Cette rhétorique, où le Oui est présenté par le régime comme une « réponse » au 15 juillet et le Non identifié au terrorisme, lui est nécessaire car il existe une part considérable d’indécis dans la base de l’AKP, mais surtout un désaccord important dans celle du MHP d’extrême droite. Ainsi, le leader du MHP, Bahceli, concurrencé par une forte opposition, avait profité du coup d’État avorté pour se soumettre à Erdogan et exclure les chefs de l’opposition, en les accusant d’être téléguidés par la confrérie Gülen (présumée responsable du putsch). Mais ce soutien excessif à Erdogan a intensifié la fracture au sein du MHP.

Étant donné que le seul point commun entre les différentes composantes du Non est l’opposition à un régime présidentiel qui abolira la séparation des pouvoirs et dont Erdogan serait le chef suprême, une campagne unitaire n’est pas envisageable. Aussi les défenseurs du Non - républicains, islamistes, kurdes, extrême gauche, extrême droite, diverses associations (professionnels, écologistes...), syndicats... - mènent leur propre campagne avec leurs propres arguments.

Inutile de préciser que dans les campagnes de la gauche au sens large qui se concentrent principalement sur les atteintes aux droits démocratiques, les revendications sociales sont les grandes absentes. Mais cependant chaque nouvel acte de répression de la part du régime nourrit le Non, comme par exemple par un décret-loi l’exclusion de leur profession de 180 universitaires signataires de la pétition pour la paix. Le vaste mouvement de solidarité avec ces universitaires limogés (dont l’auteur de cet article ainsi qu’un autre membre de la section turque de la IVe Internationale) s’est spontanément intégré à la dynamique du Non.

Ouvrir une brèche

Les pourcentages d’intention de vote semblent assez proches, même si chaque institut de sondage privilégie le Oui ou le Non selon sa position politique. Toutefois la possibilité d’une victoire du Non est cette fois-ci bien réelle, principalement en raison de la crise de l’extrême droite. Si celle-ci ne mettra sûrement pas fin à la dérive autoritaire et aux tentations dictatoriales d’Erdogan, elle fournira le potentiel pour une puissante résistance face à une nouvelle vague de répression que le Duce turc engagera très probablement pour se venger de cette défaite.
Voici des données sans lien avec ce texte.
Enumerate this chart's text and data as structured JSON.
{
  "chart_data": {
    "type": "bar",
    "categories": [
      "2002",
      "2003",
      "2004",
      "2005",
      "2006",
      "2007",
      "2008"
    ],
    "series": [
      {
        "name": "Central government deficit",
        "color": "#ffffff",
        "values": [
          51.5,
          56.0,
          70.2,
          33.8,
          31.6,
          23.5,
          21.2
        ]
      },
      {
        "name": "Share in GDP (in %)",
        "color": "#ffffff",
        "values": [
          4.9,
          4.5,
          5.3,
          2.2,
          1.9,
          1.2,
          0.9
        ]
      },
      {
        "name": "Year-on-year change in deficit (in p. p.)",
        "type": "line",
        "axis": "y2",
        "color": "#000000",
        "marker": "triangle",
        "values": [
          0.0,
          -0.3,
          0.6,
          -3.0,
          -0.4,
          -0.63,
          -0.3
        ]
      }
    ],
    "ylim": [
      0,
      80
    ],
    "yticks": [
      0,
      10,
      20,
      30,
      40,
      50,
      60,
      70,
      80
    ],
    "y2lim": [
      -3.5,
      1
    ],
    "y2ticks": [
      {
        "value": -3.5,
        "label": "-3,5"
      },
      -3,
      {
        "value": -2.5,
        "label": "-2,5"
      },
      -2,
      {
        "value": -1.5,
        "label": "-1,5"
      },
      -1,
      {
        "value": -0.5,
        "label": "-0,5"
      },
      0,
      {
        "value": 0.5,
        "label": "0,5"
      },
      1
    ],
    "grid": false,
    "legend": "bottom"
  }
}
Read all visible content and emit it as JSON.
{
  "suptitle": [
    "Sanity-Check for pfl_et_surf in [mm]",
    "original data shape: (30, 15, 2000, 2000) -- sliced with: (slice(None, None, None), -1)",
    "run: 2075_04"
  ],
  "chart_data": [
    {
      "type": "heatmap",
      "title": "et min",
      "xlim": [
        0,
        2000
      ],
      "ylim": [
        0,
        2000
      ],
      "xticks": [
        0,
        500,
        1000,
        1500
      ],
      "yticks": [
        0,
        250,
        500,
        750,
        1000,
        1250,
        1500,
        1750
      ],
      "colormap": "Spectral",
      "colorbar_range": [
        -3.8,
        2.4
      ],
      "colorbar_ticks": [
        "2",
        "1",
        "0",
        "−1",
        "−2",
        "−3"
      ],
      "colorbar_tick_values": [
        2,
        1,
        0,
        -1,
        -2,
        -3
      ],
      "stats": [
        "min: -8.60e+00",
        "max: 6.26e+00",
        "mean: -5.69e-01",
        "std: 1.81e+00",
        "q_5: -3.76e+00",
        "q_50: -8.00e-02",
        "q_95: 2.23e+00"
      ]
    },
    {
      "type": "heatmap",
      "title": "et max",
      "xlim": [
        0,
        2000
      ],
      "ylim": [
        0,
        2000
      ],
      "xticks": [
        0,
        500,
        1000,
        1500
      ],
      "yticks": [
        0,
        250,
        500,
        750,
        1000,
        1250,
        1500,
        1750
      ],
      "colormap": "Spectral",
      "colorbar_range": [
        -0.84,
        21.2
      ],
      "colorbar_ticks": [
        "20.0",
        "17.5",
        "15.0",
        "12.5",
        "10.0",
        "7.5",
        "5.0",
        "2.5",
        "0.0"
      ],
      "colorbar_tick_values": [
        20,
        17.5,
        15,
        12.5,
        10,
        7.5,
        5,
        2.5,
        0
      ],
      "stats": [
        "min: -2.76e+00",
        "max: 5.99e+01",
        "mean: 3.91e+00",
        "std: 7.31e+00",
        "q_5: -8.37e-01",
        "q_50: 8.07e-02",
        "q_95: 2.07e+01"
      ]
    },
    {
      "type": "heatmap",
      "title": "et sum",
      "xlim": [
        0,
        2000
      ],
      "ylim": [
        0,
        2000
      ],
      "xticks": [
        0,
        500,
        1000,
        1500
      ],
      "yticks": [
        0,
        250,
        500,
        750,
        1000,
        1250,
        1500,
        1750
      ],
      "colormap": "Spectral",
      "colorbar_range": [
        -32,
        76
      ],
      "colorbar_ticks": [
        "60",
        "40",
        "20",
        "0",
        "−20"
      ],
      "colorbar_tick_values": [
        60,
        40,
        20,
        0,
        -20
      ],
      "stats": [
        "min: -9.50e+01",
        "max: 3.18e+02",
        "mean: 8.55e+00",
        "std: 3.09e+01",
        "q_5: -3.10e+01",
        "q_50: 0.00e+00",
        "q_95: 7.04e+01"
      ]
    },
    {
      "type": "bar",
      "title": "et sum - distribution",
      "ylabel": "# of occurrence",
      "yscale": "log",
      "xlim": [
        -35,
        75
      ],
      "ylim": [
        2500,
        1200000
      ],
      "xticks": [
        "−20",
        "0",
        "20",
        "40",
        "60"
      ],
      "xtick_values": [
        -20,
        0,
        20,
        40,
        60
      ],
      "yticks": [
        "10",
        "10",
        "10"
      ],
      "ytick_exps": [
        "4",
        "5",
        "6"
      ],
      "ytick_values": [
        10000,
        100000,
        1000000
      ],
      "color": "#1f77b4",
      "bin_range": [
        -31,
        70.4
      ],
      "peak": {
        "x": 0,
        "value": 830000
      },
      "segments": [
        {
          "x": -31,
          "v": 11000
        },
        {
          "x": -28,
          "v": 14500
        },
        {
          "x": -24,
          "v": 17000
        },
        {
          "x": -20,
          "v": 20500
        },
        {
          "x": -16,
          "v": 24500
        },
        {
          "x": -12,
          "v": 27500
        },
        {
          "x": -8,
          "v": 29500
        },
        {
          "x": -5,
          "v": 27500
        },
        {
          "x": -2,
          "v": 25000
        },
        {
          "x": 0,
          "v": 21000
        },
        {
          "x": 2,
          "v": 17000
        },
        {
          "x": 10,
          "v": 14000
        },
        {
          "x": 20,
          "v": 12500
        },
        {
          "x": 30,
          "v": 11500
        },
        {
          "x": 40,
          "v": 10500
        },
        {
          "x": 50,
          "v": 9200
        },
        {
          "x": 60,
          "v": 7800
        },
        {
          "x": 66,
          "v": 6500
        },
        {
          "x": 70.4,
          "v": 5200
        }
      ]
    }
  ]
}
Au niveau international, alors que la victoire de Trump n’a pas donné les résultats qu’Ankara espérait, à savoir un changement radical de politique sur la question kurde avec le retrait du soutien de Washington au PYD, la crise diplomatique avec l’Allemagne amorcée la semaine dernière s’intensifie. En effet après avoir qualifié de « pratiques nazies » l’annulation de trois rassemblements publics en Allemagne auxquels devaient participer des ministres turcs, Erdogan s’est exclamé : « Si je le veux, je viendrai en Allemagne ; si vous m’arrêtez à la porte et ne me laissez pas parler, je mettrai le monde sens dessus-dessous »...

Le discours agressif d’Erdogan, dans sa politique intérieure comme à l’extérieur, atteste clairement du rétrécissement de son champ de manœuvre et de sa fuite en avant. Dans ce cadre, le combat pour le Non est décisif : sa victoire offrirait l’opportunité d’ouvrir une brèche dans l’édifice erdoganien et redonnerait de l’espoir aux peuples de Turquie.

D’Istanbul, Uraz Aydin


P.-S.

* Article écrit pour l’hebdomadaire l’Anticapitaliste.